Pipet 1 ml of each of your alloy sample solutions with the Finnpipette into 100 ml volumetric flasks and add 10 ml of the 1M potassium nitrate solution. Dilute to volume with the ultra-pure water. These are the dilute solutions that you will be working with and will be referred to as your sample solutions.
Be sure to label clearly all of your prepared solutions using the white tape in the lab.
***This is a good place to stop for the first day. Before returning to lab for the second day, calculate the copper concentration in g/ml in the standard copper foil solution and the concentrations of added copper in 15 ml of sample solution after the addition of 50, 100, and 150 microliters of the standard copper foil solution to the 15 ml of sample solution (25, 50, and 75 microliters for the bovine liver sample). These will be the additions to the cell vial in the standard addition procedure and this data must be entered into the computer before a run can be made. See the first portion of the report form referring to the Standard Solution for assistance with these calculations.
Figure 3
Cleaning and Setting up the CGME
The CGME must be cleaned before it is used. The diagram in Figure 3 of the CGME will be referred to with parentheses indicating the number of the part to be adjusted. The CGME can be turned on by the switch on the back of the instrument.

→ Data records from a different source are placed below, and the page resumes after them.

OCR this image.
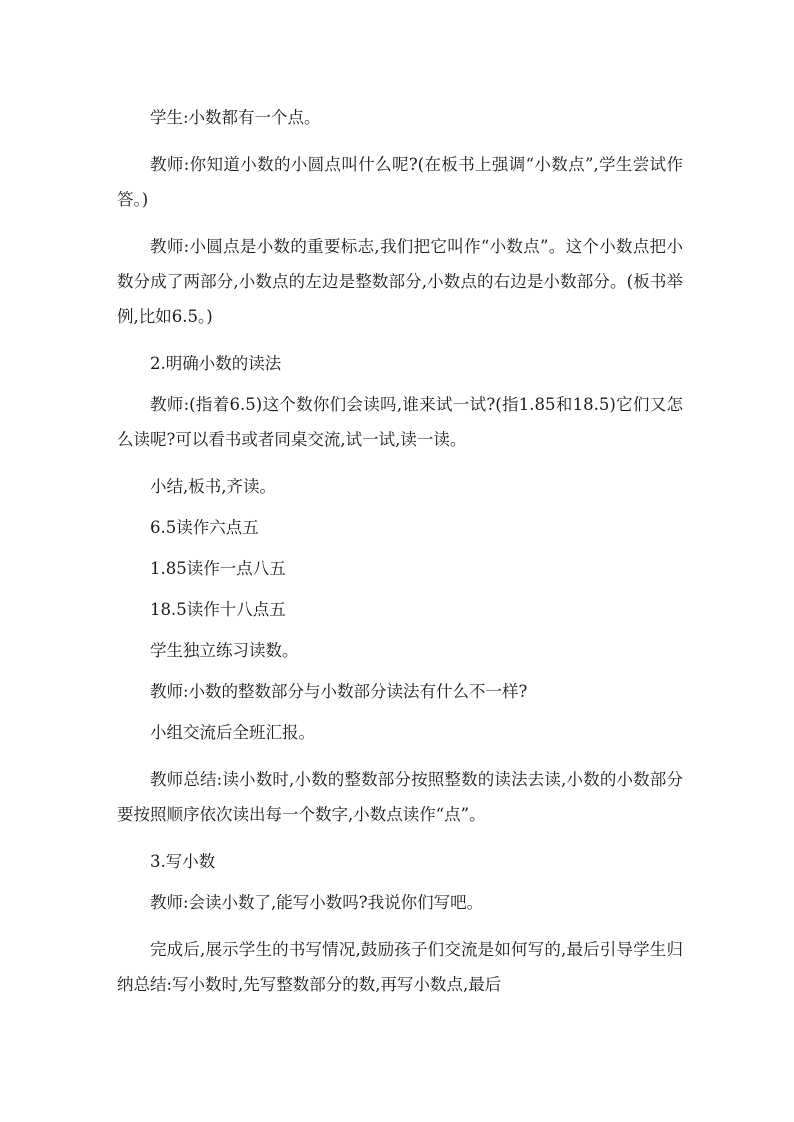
学生:小数都有一个点。

教师:你知道小数的小圆点叫什么呢?(在板书上强调“小数点”,学生尝试作答。)

教师:小圆点是小数的重要标志,我们把它叫作“小数点”。这个小数点把小数分成了两部分,小数点的左边是整数部分,小数点的右边是小数部分。(板书举例,比如6.5。)

2.明确小数的读法

教师:(指着6.5)这个数你们会读吗,谁来试一试?(指1.85和18.5)它们又怎么读呢?可以看书或者同桌交流,试一试,读一读。

小结,板书,齐读。

6.5读作六点五

1.85读作一点八五

18.5读作十八点五

学生独立练习读数。

教师:小数的整数部分与小数部分读法有什么不一样?

小组交流后全班汇报。

教师总结:读小数时,小数的整数部分按照整数的读法去读,小数的小数部分要按照顺序依次读出每一个数字,小数点读作“点”。

3.写小数

教师:会读小数了,能写小数吗?我说你们写吧。

完成后,展示学生的书写情况,鼓励孩子们交流是如何写的,最后引导学生归纳总结:写小数时,先写整数部分的数,再写小数点,最后
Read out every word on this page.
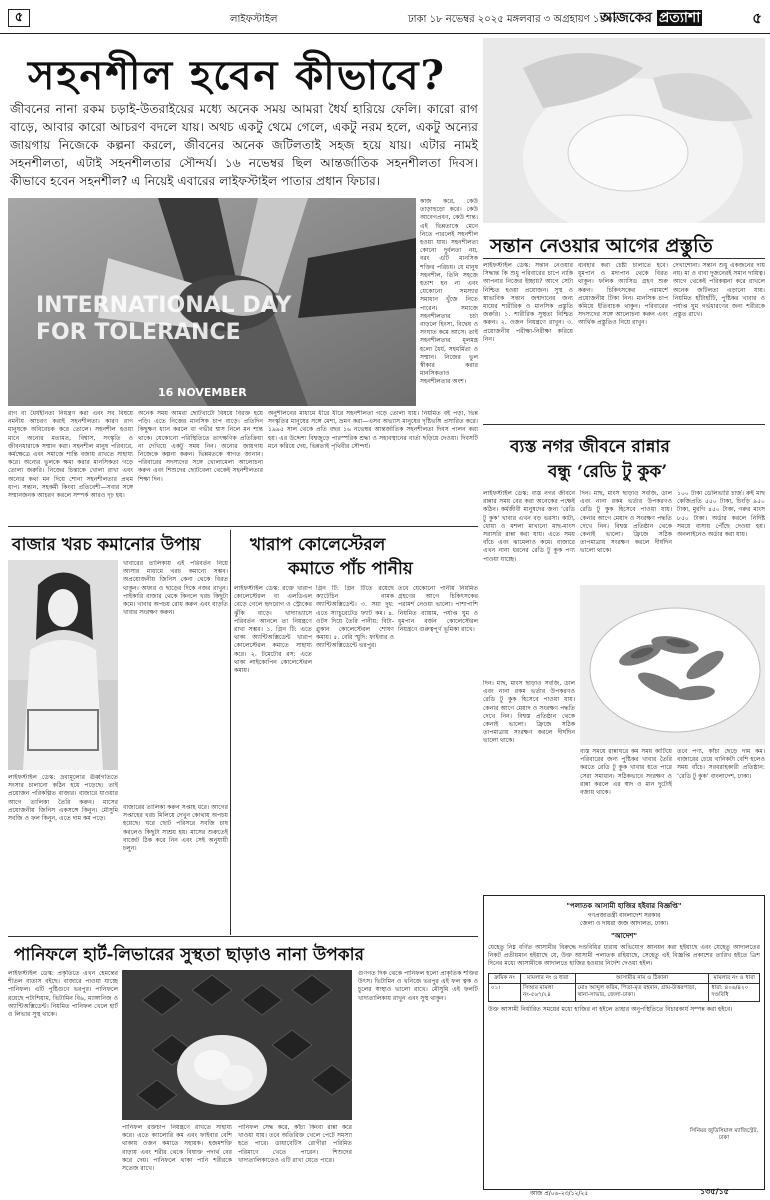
৫	লাইফস্টাইল	ঢাকা ১৮ নভেম্বর ২০২৫ মঙ্গলবার ৩ অগ্রহায়ণ ১৪৩২
আজকের প্রত্যাশা	৫
সহনশীল হবেন কীভাবে?
জীবনের নানা রকম চড়াই-উতরাইয়ের মধ্যে অনেক সময় আমরা ধৈর্য হারিয়ে ফেলি। কারো রাগ বাড়ে, আবার কারো আচরণ বদলে যায়। অথচ একটু থেমে গেলে, একটু নরম হলে, একটু অন্যের জায়গায় নিজেকে কল্পনা করলে, জীবনের অনেক জটিলতাই সহজ হয়ে যায়। এটার নামই সহনশীলতা, এটাই সহনশীলতার সৌন্দর্য। ১৬ নভেম্বর ছিল আন্তর্জাতিক সহনশীলতা দিবস। কীভাবে হবেন সহনশীল? এ নিয়েই এবারের লাইফস্টাইল পাতার প্রধান ফিচার।
INTERNATIONAL DAY
FOR TOLERANCE
16 NOVEMBER
কাজ করে, কেউ তাড়াহুড়ো করে। কেউ আবেগপ্রবণ, কেউ শান্ত। এই ভিন্নতাকে মেনে নিতে পারলেই সহনশীল হওয়া যায়। সহনশীলতা কোনো দুর্বলতা নয়, বরং এটি মানসিক শক্তির পরিচয়। যে মানুষ সহনশীল, তিনি সহজে হতাশ হন না এবং যেকোনো সমস্যার সমাধান খুঁজে নিতে পারেন। সমাজে সহনশীলতার চর্চা বাড়লে হিংসা, বিদ্বেষ ও সংঘাত কমে আসে। তাই সহনশীলতার মূলমন্ত্র হলো ধৈর্য, সহমর্মিতা ও সম্মান। নিজের ভুল স্বীকার করার মানসিকতাও সহনশীলতার অংশ।
রাগ বা ধৈর্যহীনতা নিয়ন্ত্রণ করা এবং সব বিষয়ে নমনীয় আচরণ করাই সহনশীলতা। কারণ রাগ মানুষকে অবিবেচক করে তোলে। সহনশীল হওয়া মানে অন্যের মতামত, বিশ্বাস, সংস্কৃতি ও জীবনধারাকে সম্মান করা। সহনশীল মানুষ পরিবারে, কর্মক্ষেত্রে এবং সমাজে শান্তি বজায় রাখতে সাহায্য করে। অন্যের ভুলকে ক্ষমা করার মানসিকতা গড়ে তোলা জরুরি। নিজের চিন্তাকে খোলা রাখা এবং অন্যের কথা মন দিয়ে শোনা সহনশীলতার প্রথম ধাপ। সন্তান, সহকর্মী কিংবা প্রতিবেশী—সবার সঙ্গে সম্মানজনক আচরণ করলে সম্পর্ক আরও দৃঢ় হয়।
অনেক সময় আমরা ছোটখাটো বিষয়ে বিরক্ত হয়ে পড়ি। এতে নিজের মানসিক চাপ বাড়ে। প্রতিদিন কিছুক্ষণ ধ্যান করলে বা গভীর শ্বাস নিলে মন শান্ত থাকে। যেকোনো পরিস্থিতিতে তাৎক্ষণিক প্রতিক্রিয়া না দেখিয়ে একটু সময় নিন। অন্যের জায়গায় নিজেকে কল্পনা করুন। ভিন্নমতকে স্বাগত জানান। পরিবারের সদস্যদের সঙ্গে খোলামেলা আলোচনা করুন এবং শিশুদের ছোটবেলা থেকেই সহনশীলতার শিক্ষা দিন।
অনুশীলনের মাধ্যমে ধীরে ধীরে সহনশীলতা গড়ে তোলা যায়। নিয়মিত বই পড়া, ভিন্ন সংস্কৃতির মানুষের সঙ্গে মেশা, ভ্রমণ করা—এসব অভ্যাস মানুষের দৃষ্টিভঙ্গি প্রসারিত করে। ১৯৯৫ সাল থেকে প্রতি বছর ১৬ নভেম্বর আন্তর্জাতিক সহনশীলতা দিবস পালন করা হয়। এর উদ্দেশ্য বিশ্বজুড়ে পারস্পরিক শ্রদ্ধা ও সহাবস্থানের বার্তা ছড়িয়ে দেওয়া। দিবসটি মনে করিয়ে দেয়, ভিন্নতাই পৃথিবীর সৌন্দর্য।
সন্তান নেওয়ার আগের প্রস্তুতি
লাইফস্টাইল ডেস্ক: সন্তান নেওয়ার সিদ্ধান্ত কি শুধু পরিবারের চাপে নাকি আপনার নিজের ইচ্ছায়? আগে সেটা নিশ্চিত হওয়া প্রয়োজন। সুস্থ ও স্বাভাবিক সন্তান জন্মদানের জন্য মায়ের শারীরিক ও মানসিক প্রস্তুতি জরুরি। ১. শারীরিক সুস্থতা নিশ্চিত করুন। ২. ওজন নিয়ন্ত্রণে রাখুন। ৩. প্রয়োজনীয় পরীক্ষা-নিরীক্ষা করিয়ে নিন।
ব্যবহার করা চেষ্টা চালাতে হবে। ধূমপান ও মদ্যপান থেকে বিরত থাকুন। ফলিক অ্যাসিড গ্রহণ শুরু করুন। চিকিৎসকের পরামর্শে প্রয়োজনীয় টিকা নিন। মানসিক চাপ কমিয়ে ইতিবাচক থাকুন। পরিবারের সদস্যদের সঙ্গে আলোচনা করুন এবং আর্থিক প্রস্তুতিও নিয়ে রাখুন।
দেখাশোনা। সন্তান শুধু একজনের দায় নয়। মা ও বাবা দুজনেরই সমান দায়িত্ব। আগে থেকেই পরিকল্পনা করে রাখলে অনেক জটিলতা এড়ানো যায়। নিয়মিত হাঁটাহাঁটি, পুষ্টিকর খাবার ও পর্যাপ্ত ঘুম গর্ভধারণের জন্য শরীরকে প্রস্তুত রাখে।
ব্যস্ত নগর জীবনে রান্নার
বন্ধু ‘রেডি টু কুক’
লাইফস্টাইল ডেস্ক: ব্যস্ত নগর জীবনে রান্নার সময় বের করা অনেকের পক্ষেই কঠিন। কর্মজীবী মানুষদের জন্য ‘রেডি টু কুক’ খাবার এখন বড় ভরসা। কাটা, ধোয়া ও মশলা মাখানো মাছ-মাংস সরাসরি রান্না করা যায়। এতে সময় বাঁচে এবং ঝামেলাও কমে। বাজারে এখন নানা ধরনের রেডি টু কুক পণ্য পাওয়া যাচ্ছে।
দিন। মাছ, মাংস ছাড়াও সবজি, ডাল এবং নানা রকম ভর্তার উপকরণও রেডি টু কুক হিসেবে পাওয়া যায়। কেনার আগে মেয়াদ ও সংরক্ষণ পদ্ধতি দেখে নিন। বিশ্বস্ত প্রতিষ্ঠান থেকে কেনাই ভালো। ফ্রিজে সঠিক তাপমাত্রায় সংরক্ষণ করলে দীর্ঘদিন ভালো থাকে।
১০০ টাকা ডেলিভারি চার্জ। রুই মাছ কেজিপ্রতি ৫৫০ টাকা, চিংড়ি ৯৫০ টাকা, মুরগি ৪৫০ টাকা, গরুর মাংস ৮৫০ টাকা। অর্ডার করলে নির্দিষ্ট সময়ে বাসায় পৌঁছে দেওয়া হয়। অনলাইনেও অর্ডার করা যায়।
ব্যস্ত সময়ে রান্নাঘরে কম সময় কাটিয়ে পরিবারের জন্য পুষ্টিকর খাবার তৈরি করতে রেডি টু কুক খাবার হতে পারে সেরা সমাধান। সঠিকভাবে সংরক্ষণ ও রান্না করলে এর স্বাদ ও মান দুটোই বজায় থাকে।
তবে পণ্য, কাঁচা ছেড়ে দাম কম। বাজারের চেয়ে খানিকটা বেশি হলেও সময় বাঁচে। সরবরাহকারী প্রতিষ্ঠান: ‘রেডি টু কুক’ বাংলাদেশ, ঢাকা।
দিন। মাছ, মাংস ছাড়াও সবজি, ডাল এবং নানা রকম ভর্তার উপকরণও রেডি টু কুক হিসেবে পাওয়া যায়। কেনার আগে মেয়াদ ও সংরক্ষণ পদ্ধতি দেখে নিন। বিশ্বস্ত প্রতিষ্ঠান থেকে কেনাই ভালো। ফ্রিজে সঠিক তাপমাত্রায় সংরক্ষণ করলে দীর্ঘদিন ভালো থাকে।
বাজার খরচ কমানোর উপায়
লাইফস্টাইল ডেস্ক: দ্রব্যমূল্যের ঊর্ধ্বগতিতে সংসার চালানো কঠিন হয়ে পড়েছে। তাই প্রয়োজন পরিকল্পিত বাজার। বাজারে যাওয়ার আগে তালিকা তৈরি করুন। মাসের প্রয়োজনীয় জিনিস একসঙ্গে কিনুন। মৌসুমি সবজি ও ফল কিনুন, এতে দাম কম পড়ে।
খাবারের তালিকায় এই পরিবর্তন নিয়ে আসার মাধ্যমে খরচ কমানো সম্ভব। অপ্রয়োজনীয় জিনিস কেনা থেকে বিরত থাকুন। অফার ও ছাড়ের দিকে নজর রাখুন। পাইকারি বাজার থেকে কিনলে খরচ কিছুটা কমে। খাবার অপচয় রোধ করুন এবং বাড়তি খাবার সংরক্ষণ করুন।
বাজারের তালিকা করুন সপ্তাহ ধরে। আগের সপ্তাহের খরচ মিলিয়ে দেখুন কোথায় অপচয় হয়েছে। ঘরে ছোট পরিসরে সবজি চাষ করলেও কিছুটা সাশ্রয় হয়। মাসের শুরুতেই বাজেট ঠিক করে নিন এবং সেই অনুযায়ী চলুন।
খারাপ কোলেস্টেরল
কমাতে পাঁচ পানীয়
লাইফস্টাইল ডেস্ক: রক্তে খারাপ কোলেস্টেরল বা এলডিএল বেড়ে গেলে হৃদরোগ ও স্ট্রোকের ঝুঁকি বাড়ে। খাদ্যাভ্যাসে পরিবর্তন আনলে তা নিয়ন্ত্রণে রাখা সম্ভব। ১. গ্রিন টি: এতে থাকা অ্যান্টিঅক্সিডেন্ট খারাপ কোলেস্টেরল কমাতে সাহায্য করে। ২. টমেটোর রস: এতে থাকা লাইকোপিন কোলেস্টেরল কমায়।
গ্রিন টি: গ্রিন টিতে রয়েছে ক্যাটেচিন নামক অ্যান্টিঅক্সিডেন্ট। ৩. সয়া দুধ: এতে স্যাচুরেটেড ফ্যাট কম। ৪. ওটস দিয়ে তৈরি পানীয়: বিটা-গ্লুকান কোলেস্টেরল শোষণ কমায়। ৫. বেরি স্মুদি: ফাইবার ও অ্যান্টিঅক্সিডেন্টে ভরপুর।
তবে যেকোনো পানীয় নিয়মিত গ্রহণের আগে চিকিৎসকের পরামর্শ নেওয়া ভালো। পাশাপাশি নিয়মিত ব্যায়াম, পর্যাপ্ত ঘুম ও ধূমপান বর্জন কোলেস্টেরল নিয়ন্ত্রণে গুরুত্বপূর্ণ ভূমিকা রাখে।
পানিফলে হার্ট-লিভারের সুস্থতা ছাড়াও নানা উপকার
লাইফস্টাইল ডেস্ক: প্রকৃতিতে এখন হেমন্তের শীতল বাতাস বইছে। বাজারে পাওয়া যাচ্ছে পানিফল। এটি পুষ্টিগুণে ভরপুর। পানিফলে রয়েছে পটাশিয়াম, ভিটামিন বি৬, ম্যাঙ্গানিজ ও অ্যান্টিঅক্সিডেন্ট। নিয়মিত পানিফল খেলে হার্ট ও লিভার সুস্থ থাকে।
পানিফল রক্তচাপ নিয়ন্ত্রণে রাখতে সাহায্য করে। এতে ক্যালোরি কম এবং ফাইবার বেশি থাকায় ওজন কমাতে সহায়ক। হজমশক্তি বাড়ায় এবং শরীর থেকে বিষাক্ত পদার্থ বের করে দেয়। পানিফলে থাকা পানি শরীরকে সতেজ রাখে।
পানিফল সেদ্ধ করে, কাঁচা কিংবা রান্না করে খাওয়া যায়। তবে অতিরিক্ত খেলে পেটে সমস্যা হতে পারে। ডায়াবেটিস রোগীরা পরিমিত পরিমাণে খেতে পারেন। শিশুদের খাদ্যতালিকাতেও এটি রাখা যেতে পারে।
গুণগত দিক থেকে পানিফল হলো প্রাকৃতিক শক্তির উৎস। ভিটামিন ও খনিজে ভরপুর এই ফল ত্বক ও চুলের স্বাস্থ্যও ভালো রাখে। মৌসুমি এই ফলটি খাদ্যতালিকায় রাখুন এবং সুস্থ থাকুন।
"পলাতক আসামী হাজির হইবার বিজ্ঞপ্তি"
গণপ্রজাতন্ত্রী বাংলাদেশ সরকার
জেলা ও দায়রা জজ আদালত, ঢাকা।
"আদেশ"
যেহেতু নিম্ন বর্ণিত আসামীর বিরুদ্ধে দণ্ডবিধির ধারায় অভিযোগ আনয়ন করা হইয়াছে এবং যেহেতু আদালতের নিকট প্রতীয়মান হইয়াছে যে, উক্ত আসামী পলাতক রহিয়াছে, সেহেতু এই বিজ্ঞপ্তি প্রকাশের তারিখ হইতে ত্রিশ দিনের মধ্যে আসামীকে আদালতে হাজির হওয়ার নির্দেশ দেওয়া হইল।
ক্রমিক নং	মামলার নং ও ধারা	আসামীর নাম ও ঠিকানা	মামলার নং ও ধারা
০১।	সিআর মামলা নং-৫৬৭/২৪	মোঃ আব্দুল করিম, পিতা-মৃত রহমান, গ্রাম-উত্তরপাড়া, থানা-সাভার, জেলা-ঢাকা।	ধারা: ৪০৬/৪২০ দণ্ডবিধি
উক্ত আসামী নির্ধারিত সময়ের মধ্যে হাজির না হইলে তাহার অনুপস্থিতিতে বিচারকার্য সম্পন্ন করা হইবে।
সিনিয়র জুডিসিয়াল ম্যাজিস্ট্রেট, ঢাকা
আজ প্র/০৬-২৩/১২/২৫	১৩৫/১৫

Begin by making sure that the mercury capillary is in the highest position possible. If not, the height may be adjusted loosening knob 22, which is on the stand to which the electrode assembly is mounted, and carefully moving the electrode assembly. Remove the cell vial (which looks like a shot glass) by sliding the stir motor (17) to the right while holding onto the vial. The two nitrogen purge lines (25) may be carefully pulled out of the white cell cover. The cell cover can then be slid out and rinsed with ultra-pure water. Remove the Teflon tape from the mercury capillary. This electrode as well as the reference electrode, which is stored in a 3 M NaCl solution, and the platinum wire auxiliary electrode should also be rinsed with ultra-pure water. It is also important that all of the electrodes, the tubes, and the white cell cover be rinsed with ultra-pure water between samples.